Les effets du Zolpidem sur le système glymphatique
Selon Maiken Nedergaard, neuroscientifique et codirectrice du Centre de neuromédecine translationnelle de l’Université de Rochester, l’étude avance que lorsque le cerveau passe de l’état de veille au sommeil, le traitement des informations externes diminue tandis que les processus d’élimination glymphatique des déchets sont activés.
Cette découverte est particulièrement préoccupante pour les personnes prenant du Zolpidem, un somnifère fréquemment prescrit. Bien que le Zolpidem puisse induire le sommeil chez les souris, il a également supprimé les oscillations de noradrénaline, perturbant le système glymphatique et entravant l’élimination des déchets cérébraux.

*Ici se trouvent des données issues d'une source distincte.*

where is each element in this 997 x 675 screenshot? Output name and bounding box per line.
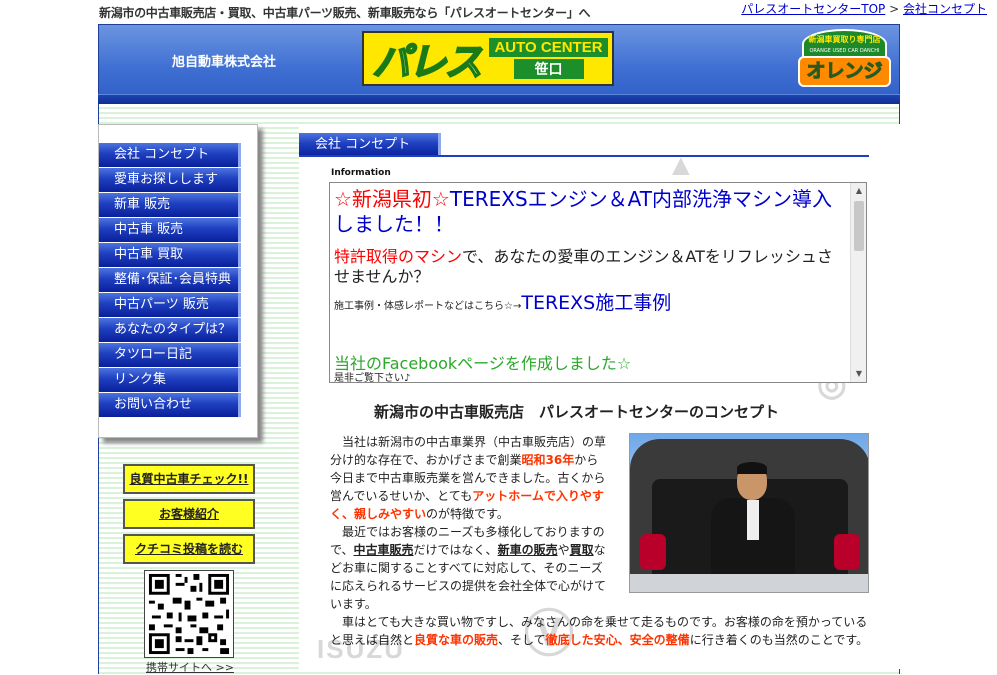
logo-auto-center: AUTO CENTER — [489, 38, 608, 57]
info-case-line: 施工事例・体感レポートなどはこちら☆→TEREXS施工事例 — [334, 291, 846, 319]
photo-bumper — [630, 574, 868, 592]
info-subline-red: 特許取得のマシン — [334, 247, 463, 266]
orange-logo[interactable]: 新潟車買取り専門店 ORANGE USED CAR DANCHI オレンジ — [796, 29, 893, 88]
logo-kana: パレス — [371, 39, 483, 85]
sidebar-item-links[interactable]: リンク集 — [99, 368, 241, 392]
mobile-site-link[interactable]: 携帯サイトへ >> — [146, 659, 234, 675]
breadcrumb: パレスオートセンターTOP > 会社コンセプト — [741, 0, 987, 17]
information-content: ☆新潟県初☆TEREXSエンジン＆AT内部洗浄マシン導入しました！！ 特許取得の… — [334, 187, 846, 383]
breadcrumb-separator: > — [885, 2, 903, 16]
sidebar-nav: 会社 コンセプト 愛車お探しします 新車 販売 中古車 販売 中古車 買取 整備… — [99, 143, 241, 418]
concept-paragraphs: 当社は新潟市の中古車業界（中古車販売店）の草分け的な存在で、おかげさまで創業昭和… — [330, 433, 608, 613]
information-label: Information — [331, 168, 391, 178]
concept-paragraph-3: 車はとても大きな買い物ですし、みなさんの命を乗せて走るものです。お客様の命を預か… — [330, 613, 870, 649]
breadcrumb-top-link[interactable]: パレスオートセンターTOP — [741, 2, 885, 16]
scroll-thumb[interactable] — [854, 201, 864, 251]
reviews-button[interactable]: クチコミ投稿を読む — [123, 534, 255, 564]
p1-text-c: のが特徴です。 — [426, 507, 509, 521]
logo-right: AUTO CENTER 笹口 — [489, 33, 612, 84]
orange-logo-top-text: 新潟車買取り専門店 — [808, 35, 881, 44]
p1-founding-year: 昭和36年 — [521, 453, 575, 467]
scroll-down-arrow-icon[interactable]: ▼ — [851, 366, 866, 382]
company-name: 旭自動車株式会社 — [172, 55, 277, 70]
site-tagline: 新潟市の中古車販売店・買取、中古車パーツ販売、新車販売なら「パレスオートセンター… — [99, 6, 591, 20]
info-headline-star: ☆新潟県初☆ — [334, 187, 450, 211]
reviews-label: クチコミ投稿を読む — [134, 542, 243, 556]
sidebar-item-service[interactable]: 整備･保証･会員特典 — [99, 268, 241, 292]
new-car-sales-link[interactable]: 新車の販売 — [498, 543, 558, 557]
header-bottom-bar — [98, 94, 900, 104]
customers-button[interactable]: お客様紹介 — [123, 499, 255, 529]
scroll-up-arrow-icon[interactable]: ▲ — [851, 183, 866, 199]
p3-text-b: 、そして — [498, 633, 546, 647]
concept-heading: 新潟市の中古車販売店 パレスオートセンターのコンセプト — [374, 403, 780, 421]
orange-logo-main-text: オレンジ — [798, 56, 891, 87]
concept-paragraph-1: 当社は新潟市の中古車業界（中古車販売店）の草分け的な存在で、おかげさまで創業昭和… — [330, 433, 608, 523]
orange-logo-small-text: ORANGE USED CAR DANCHI — [809, 48, 880, 54]
sidebar-item-car-search[interactable]: 愛車お探しします — [99, 168, 241, 192]
information-box[interactable]: ☆新潟県初☆TEREXSエンジン＆AT内部洗浄マシン導入しました！！ 特許取得の… — [329, 182, 867, 383]
qr-code[interactable] — [144, 570, 234, 658]
sidebar-item-used-car-buy[interactable]: 中古車 買取 — [99, 243, 241, 267]
qr-code-graphic — [148, 573, 230, 655]
info-case-text: 施工事例・体感レポートなどはこちら☆→ — [334, 301, 522, 312]
p3-text-c: に行き着くのも当然のことです。 — [689, 633, 869, 647]
logo-branch: 笹口 — [513, 59, 584, 79]
used-car-sales-link[interactable]: 中古車販売 — [354, 543, 414, 557]
facebook-notice[interactable]: 当社のFacebookページを作成しました☆ — [334, 355, 846, 373]
sidebar-item-new-car[interactable]: 新車 販売 — [99, 193, 241, 217]
section-divider — [299, 155, 869, 157]
photo-tail-light-right — [834, 534, 860, 570]
photo-person — [711, 462, 795, 584]
breadcrumb-current-link[interactable]: 会社コンセプト — [903, 2, 987, 16]
p2-text-ya: や — [557, 543, 570, 557]
p3-highlight-2: 徹底した安心、安全の整備 — [545, 633, 690, 647]
concept-paragraph-2: 最近ではお客様のニーズも多様化しておりますので、中古車販売だけではなく、新車の販… — [330, 523, 608, 613]
terexs-case-link[interactable]: TEREXS施工事例 — [521, 292, 671, 314]
quality-check-button[interactable]: 良質中古車チェック!! — [123, 464, 255, 494]
photo-shirt — [747, 500, 759, 540]
car-buy-link[interactable]: 買取 — [570, 543, 594, 557]
customers-label: お客様紹介 — [158, 507, 219, 521]
sidebar-item-diary[interactable]: タツロー日記 — [99, 343, 241, 367]
photo-tail-light-left — [640, 534, 666, 570]
sidebar-item-concept[interactable]: 会社 コンセプト — [99, 143, 241, 167]
sidebar-item-used-car-sales[interactable]: 中古車 販売 — [99, 218, 241, 242]
info-subline: 特許取得のマシンで、あなたの愛車のエンジン＆ATをリフレッシュさせませんか？ — [334, 247, 846, 287]
info-scrollbar[interactable]: ▲ ▼ — [850, 183, 866, 382]
section-title-tab: 会社 コンセプト — [299, 133, 441, 157]
info-headline: ☆新潟県初☆TEREXSエンジン＆AT内部洗浄マシン導入しました！！ — [334, 187, 846, 237]
sidebar-item-contact[interactable]: お問い合わせ — [99, 393, 241, 417]
sidebar-item-type[interactable]: あなたのタイプは？ — [99, 318, 241, 342]
sidebar-item-parts[interactable]: 中古パーツ 販売 — [99, 293, 241, 317]
p2-text-b: だけではなく、 — [413, 543, 498, 557]
p3-highlight-1: 良質な車の販売 — [414, 633, 499, 647]
staff-photo — [629, 433, 869, 593]
facebook-notice-sub: 是非ご覧下さい♪ — [334, 373, 411, 383]
palace-logo[interactable]: パレス AUTO CENTER 笹口 — [362, 31, 614, 86]
quality-check-label: 良質中古車チェック!! — [129, 472, 249, 486]
photo-hair — [737, 462, 767, 474]
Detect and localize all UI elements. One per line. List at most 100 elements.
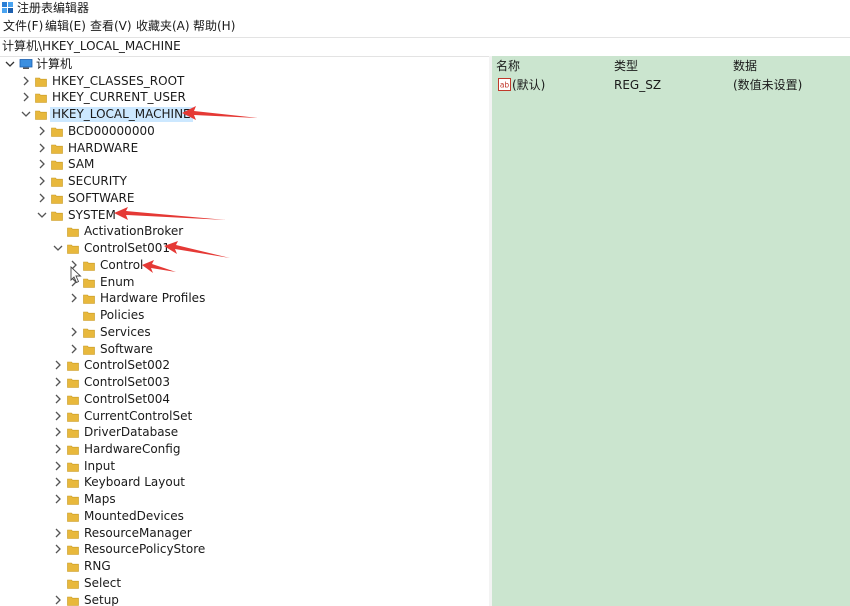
tree-node-select[interactable]: Select <box>0 575 480 592</box>
menu-view[interactable]: 查看(V) <box>90 19 132 33</box>
computer-icon <box>19 59 33 69</box>
chevron-right-icon[interactable] <box>37 159 47 169</box>
chevron-right-icon[interactable] <box>53 377 63 387</box>
column-header-data[interactable]: 数据 <box>733 59 757 73</box>
chevron-right-icon[interactable] <box>53 411 63 421</box>
tree-node-label: ActivationBroker <box>84 224 184 238</box>
tree-node-hkey-current-user[interactable]: HKEY_CURRENT_USER <box>0 89 480 106</box>
tree-node-hardware[interactable]: HARDWARE <box>0 140 480 157</box>
tree-node-label: ControlSet001 <box>84 241 170 255</box>
tree-node-activationbroker[interactable]: ActivationBroker <box>0 223 480 240</box>
tree-node-label: SYSTEM <box>68 208 116 222</box>
chevron-right-icon[interactable] <box>69 277 79 287</box>
menu-help[interactable]: 帮助(H) <box>193 19 235 33</box>
chevron-right-icon[interactable] <box>53 461 63 471</box>
column-header-name[interactable]: 名称 <box>496 59 520 73</box>
chevron-right-icon[interactable] <box>69 344 79 354</box>
tree-node-input[interactable]: Input <box>0 458 480 475</box>
folder-icon <box>83 261 95 271</box>
chevron-right-icon[interactable] <box>37 176 47 186</box>
window-title: 注册表编辑器 <box>17 1 90 15</box>
chevron-right-icon[interactable] <box>53 544 63 554</box>
chevron-down-icon[interactable] <box>5 59 15 69</box>
tree-node-hardwareconfig[interactable]: HardwareConfig <box>0 441 480 458</box>
tree-node-services[interactable]: Services <box>0 324 480 341</box>
tree-node-label: Setup <box>84 593 119 606</box>
tree-node-rng[interactable]: RNG <box>0 558 480 575</box>
chevron-right-icon[interactable] <box>53 477 63 487</box>
chevron-down-icon[interactable] <box>53 243 63 253</box>
chevron-right-icon[interactable] <box>69 293 79 303</box>
menu-file[interactable]: 文件(F) <box>3 19 43 33</box>
ab-string-icon: ab <box>498 78 511 91</box>
chevron-right-icon[interactable] <box>53 427 63 437</box>
chevron-right-icon[interactable] <box>53 528 63 538</box>
tree-node-hardware-profiles[interactable]: Hardware Profiles <box>0 290 480 307</box>
chevron-right-icon[interactable] <box>69 260 79 270</box>
folder-icon <box>67 545 79 555</box>
tree-node-label: SAM <box>68 157 95 171</box>
chevron-down-icon[interactable] <box>37 210 47 220</box>
tree-node-mounteddevices[interactable]: MountedDevices <box>0 508 480 525</box>
folder-icon <box>67 395 79 405</box>
tree-node-controlset002[interactable]: ControlSet002 <box>0 357 480 374</box>
tree-node-security[interactable]: SECURITY <box>0 173 480 190</box>
tree-node-setup[interactable]: Setup <box>0 592 480 606</box>
menu-favorites[interactable]: 收藏夹(A) <box>136 19 190 33</box>
tree-node-software[interactable]: Software <box>0 341 480 358</box>
menu-edit[interactable]: 编辑(E) <box>45 19 86 33</box>
chevron-right-icon[interactable] <box>53 595 63 605</box>
chevron-right-icon[interactable] <box>53 394 63 404</box>
chevron-right-icon[interactable] <box>53 494 63 504</box>
folder-icon <box>67 478 79 488</box>
folder-icon <box>83 278 95 288</box>
chevron-right-icon[interactable] <box>37 193 47 203</box>
tree-root-computer[interactable]: 计算机 <box>0 56 200 73</box>
tree-node-label: HARDWARE <box>68 141 139 155</box>
chevron-right-icon[interactable] <box>53 444 63 454</box>
chevron-right-icon[interactable] <box>69 327 79 337</box>
folder-icon <box>83 345 95 355</box>
address-path[interactable]: 计算机\HKEY_LOCAL_MACHINE <box>2 39 181 54</box>
tree-node-bcd00000000[interactable]: BCD00000000 <box>0 123 480 140</box>
svg-text:ab: ab <box>500 81 510 90</box>
folder-icon <box>67 462 79 472</box>
chevron-right-icon[interactable] <box>21 76 31 86</box>
tree-node-control[interactable]: Control <box>0 257 480 274</box>
tree-node-controlset001[interactable]: ControlSet001 <box>0 240 480 257</box>
tree-node-label: ControlSet002 <box>84 358 170 372</box>
tree-node-software[interactable]: SOFTWARE <box>0 190 480 207</box>
tree-node-hkey-local-machine[interactable]: HKEY_LOCAL_MACHINE <box>0 106 480 123</box>
tree-node-currentcontrolset[interactable]: CurrentControlSet <box>0 408 480 425</box>
tree-node-policies[interactable]: Policies <box>0 307 480 324</box>
chevron-right-icon[interactable] <box>21 92 31 102</box>
tree-node-controlset003[interactable]: ControlSet003 <box>0 374 480 391</box>
tree-node-driverdatabase[interactable]: DriverDatabase <box>0 424 480 441</box>
tree-node-controlset004[interactable]: ControlSet004 <box>0 391 480 408</box>
registry-tree[interactable]: 计算机 HKEY_CLASSES_ROOT HKEY_CURRENT_USER HK… <box>0 56 489 606</box>
tree-node-enum[interactable]: Enum <box>0 274 480 291</box>
folder-icon <box>67 361 79 371</box>
folder-icon <box>51 177 63 187</box>
chevron-down-icon[interactable] <box>21 109 31 119</box>
tree-node-sam[interactable]: SAM <box>0 156 480 173</box>
tree-node-label: ResourceManager <box>84 526 192 540</box>
tree-node-system[interactable]: SYSTEM <box>0 207 480 224</box>
chevron-right-icon[interactable] <box>53 360 63 370</box>
chevron-right-icon[interactable] <box>37 126 47 136</box>
tree-node-label: Control <box>100 258 144 272</box>
tree-node-hkey-classes-root[interactable]: HKEY_CLASSES_ROOT <box>0 73 480 90</box>
address-bar[interactable]: 计算机\HKEY_LOCAL_MACHINE <box>0 37 850 57</box>
folder-icon <box>51 144 63 154</box>
column-header-type[interactable]: 类型 <box>614 59 638 73</box>
tree-node-resourcemanager[interactable]: ResourceManager <box>0 525 480 542</box>
tree-node-maps[interactable]: Maps <box>0 491 480 508</box>
chevron-right-icon[interactable] <box>37 143 47 153</box>
tree-node-resourcepolicystore[interactable]: ResourcePolicyStore <box>0 541 480 558</box>
values-list[interactable]: 名称 类型 数据 ab (默认) REG_SZ (数值未设置) <box>492 56 850 606</box>
tree-node-label: DriverDatabase <box>84 425 179 439</box>
folder-icon <box>35 77 47 87</box>
tree-node-keyboard-layout[interactable]: Keyboard Layout <box>0 474 480 491</box>
tree-node-label: ControlSet003 <box>84 375 170 389</box>
folder-icon <box>67 512 79 522</box>
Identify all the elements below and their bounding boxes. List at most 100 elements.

Inquiétudes liées à l’usage prolongé du somnifère
Les scientifiques expriment leurs inquiétudes quant à la prise prolongée de ce somnifère, soulignant l’importance de préserver l’architecture naturelle du sommeil pour un fonctionnement cérébral optimal. Maiken Nedergaard a déclaré : La recherche établit un lien mécaniste entre la dynamique de la noradrénaline, l’activité vasculaire et la clairance glymphatique, ce qui fait progresser la compréhension des fonctions réparatrices du sommeil.